In his short essay, "What Is Calvinism?" (from the Presbyterian, Mar. 2, 1904, 6-7), B. B. Warfield writes,

`There is a state of mind' says Professor William James in his lectures on `The Varieties of Religious Experience,' `known to religious men, but to no others, in which the will to assert ourselves and hold our own has been displaced by a willingness to close our mouths and be as nothing in the floods and waterspouts of God.  [James] is describing what he looks upon as the truly religious mood over against what he calls `mere moralism'  `The moralist' he tells us, `must hold his breath and keep his muscles tense': and things go well with him only when he can do so.  The religious man, on the contrary, finds his consolation in his very powerlessness; his trust is not in himself but in his God; and the `hour of his moral death turns into his spiritual birthday.
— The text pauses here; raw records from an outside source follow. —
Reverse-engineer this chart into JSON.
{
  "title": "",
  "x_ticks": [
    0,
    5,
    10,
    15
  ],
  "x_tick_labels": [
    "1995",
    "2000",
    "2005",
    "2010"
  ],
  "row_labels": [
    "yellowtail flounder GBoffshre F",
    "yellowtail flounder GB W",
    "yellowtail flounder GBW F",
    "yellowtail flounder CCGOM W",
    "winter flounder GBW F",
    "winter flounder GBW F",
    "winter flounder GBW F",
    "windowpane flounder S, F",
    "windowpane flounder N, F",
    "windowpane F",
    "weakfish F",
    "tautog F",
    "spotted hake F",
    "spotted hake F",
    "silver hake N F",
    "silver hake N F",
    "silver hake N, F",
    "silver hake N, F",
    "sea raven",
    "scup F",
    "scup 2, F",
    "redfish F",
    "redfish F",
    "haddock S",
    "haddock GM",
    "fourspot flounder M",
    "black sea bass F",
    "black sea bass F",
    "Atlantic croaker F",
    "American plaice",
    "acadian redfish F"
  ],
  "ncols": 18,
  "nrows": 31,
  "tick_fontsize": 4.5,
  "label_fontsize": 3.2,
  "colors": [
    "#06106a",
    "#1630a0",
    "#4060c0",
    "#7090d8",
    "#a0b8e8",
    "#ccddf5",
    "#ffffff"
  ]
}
Says Warfield in response,

the psychological analyst [William James] has caught the exact distinction between moralism and religion.  It is the distinction between trust in ourselves and trust in God.  And when trust in ourselves is driven entirely out, and trust in God comes in, in its purity, we have Calvinism.  Under the name of religion at its height, what Professor James has really described is therefore just Calvinism.

William James, by the way, once called himself a Methodist without the Savior.